During the prize session at this year’s European Society for Vascular Surgery annual meeting (ESVS Month, 29 September–29 October, virtual), Maaz Syed (University of Edinburgh, Edinburgh, UK) presented early clinical outcomes of a “promising multimodality imaging technique” in acute aortic syndrome—18F-sodium fluoride positron emission tomography (PET).
Despite intensive imaging surveillance and aggressive therapy, mortality from acute aortic syndrome has remained static, Syed relayed, emphasising a “pressing need” to identify those patients most at risk of the “rare but catastrophic” conditions that are aortic dissection, intramural haematoma, and penetrating ulcer.
Syed and the University of Edinburgh research team believe that combining the power of computed tomography (CT) with information on the biological processes that drive morphological change “holds great promise” in this field.
In their study, supported by the British Heart Foundation, Syed et al investigate microscopic calcification. Explaining the rationale behind this, he detailed that microcalcification is “beyond the resolution of conventional CT, but can be detected using sodium fluoride, which binds to it”.
Syed informed viewers that using the radio isotope version of fluorine, 18F, the team can study the pattern of radioactive emission within the tissue to detect microcalcification. “This is the basis of 18F-sodium fluoride PET,” he clarified.
For this study, the research team invited all patients in Scotland over the age of 25 years with acute aortic syndrome for an 18F-sodium fluoride PET/CT, while healthy controls with normal sized aortas were recruited from the National Screening Programme. Syed and colleagues compared fluoride binding between groups.
Syed detailed that patients and healthy controls were matched for age, sex, BMI, and—on the whole—comorbidities and medications. The acute aortic syndrome group were more likely to smoke and have hypertension, he informed the audience.
On systematic assessment, the team found that patients with acute aortic syndrome had significantly greater fluoride binding than healthy controls, and amongst the three sub-pathologies it was the penetrating aortic ulcers that had the most intense fluoride uptake, followed by aortic dissections and then intramural haematomas.
Syed noted an “interesting finding” was that when compared to proximal healthy aorta, sodium fluoride binding concentrated at the site of intimal disruption.
“We observed no significant difference in fluoride binding between patients in the subacute and chronic groups, and fluoride binding was also similar across Stanford classification,” he added.
Moving on to results, Syed stressed that while the research group have less than one-year follow-up results at present, this can still provide an “indicator” of emerging clinical trends.
The team devised a simple linear regression model to study the interaction between false lumen fluoride binding and clinical events, which showed that fluoride binding intensity became a “significant predictor” of clinical events after adjusting for patient sex. In addition, the relationship persisted independent of patients’ age and aortic diameter, Syed reported.
Looking to the future, Syed posited: “If we use this information to predict fluoride binding in the subacute phase of an aortic dissection, we can be fairly confident that fluoride binding would be greater in those that experienced aortic rupture or repair versus those that remained event free.”
Summarising the key findings of the early clinical outcomes of this study, Syed relayed three main takeaways: first, 18F-sodium fluoride binds preferentially to the aortas of patients with acute aortic syndrome; second, the distribution of 18F-sodium fluoride suggests peak binding activity is at the site of intimal disruption; and, finally, preliminary findings from early follow-up suggest that acute dissection patients with high false lumen fluoride uptake may also develop clinical events.
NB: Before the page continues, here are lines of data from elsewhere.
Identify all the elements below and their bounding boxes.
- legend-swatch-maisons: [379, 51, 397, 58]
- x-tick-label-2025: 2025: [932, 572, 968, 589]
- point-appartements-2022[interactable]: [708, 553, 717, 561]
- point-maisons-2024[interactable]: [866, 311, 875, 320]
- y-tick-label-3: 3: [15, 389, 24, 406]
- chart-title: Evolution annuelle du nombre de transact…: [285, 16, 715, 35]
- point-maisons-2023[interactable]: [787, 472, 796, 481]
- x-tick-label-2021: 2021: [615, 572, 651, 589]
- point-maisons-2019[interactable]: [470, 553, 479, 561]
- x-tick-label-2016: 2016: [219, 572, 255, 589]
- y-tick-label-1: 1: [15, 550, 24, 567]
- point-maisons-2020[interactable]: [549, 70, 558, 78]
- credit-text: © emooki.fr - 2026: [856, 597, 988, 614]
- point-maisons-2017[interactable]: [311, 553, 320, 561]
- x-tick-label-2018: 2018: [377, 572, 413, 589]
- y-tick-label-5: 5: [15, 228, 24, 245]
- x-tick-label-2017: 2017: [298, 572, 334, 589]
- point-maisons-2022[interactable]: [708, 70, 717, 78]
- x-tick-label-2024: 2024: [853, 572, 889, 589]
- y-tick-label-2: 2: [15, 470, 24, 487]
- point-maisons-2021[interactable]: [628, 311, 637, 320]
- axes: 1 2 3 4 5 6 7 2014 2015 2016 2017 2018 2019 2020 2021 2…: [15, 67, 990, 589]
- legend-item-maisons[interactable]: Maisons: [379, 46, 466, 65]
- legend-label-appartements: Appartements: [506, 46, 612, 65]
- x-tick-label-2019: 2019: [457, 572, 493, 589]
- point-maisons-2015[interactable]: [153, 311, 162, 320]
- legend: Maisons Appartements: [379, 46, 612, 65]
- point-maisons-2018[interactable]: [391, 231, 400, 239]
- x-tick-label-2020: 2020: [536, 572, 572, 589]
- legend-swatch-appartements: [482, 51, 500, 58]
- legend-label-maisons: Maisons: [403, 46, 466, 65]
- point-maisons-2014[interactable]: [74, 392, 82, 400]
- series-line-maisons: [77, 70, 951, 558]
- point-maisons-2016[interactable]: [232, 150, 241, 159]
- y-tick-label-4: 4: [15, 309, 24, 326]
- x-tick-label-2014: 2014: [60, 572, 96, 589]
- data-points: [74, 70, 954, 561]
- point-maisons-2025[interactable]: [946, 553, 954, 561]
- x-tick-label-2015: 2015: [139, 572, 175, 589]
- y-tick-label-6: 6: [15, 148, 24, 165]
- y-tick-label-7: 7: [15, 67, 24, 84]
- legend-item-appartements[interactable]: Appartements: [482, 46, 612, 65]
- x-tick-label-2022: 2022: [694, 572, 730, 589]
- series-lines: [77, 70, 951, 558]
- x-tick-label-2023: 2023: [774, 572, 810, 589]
“This is the first characterisation of sodium fluoride PET/CT in patients with acute aortic syndrome,” Syed claimed, describing it as a “promising multimodality imaging technique that detects aortic cellular injury and predicts clinical events”.
Closing his presenting, Syed was confident about future applications of this technology: “We believe that combining established clinical and morphological predictors with sodium fluoride PET may one day help us better identify the vulnerable aorta in patients with acute aortic syndrome. Much work is still required, but we can see this potential.”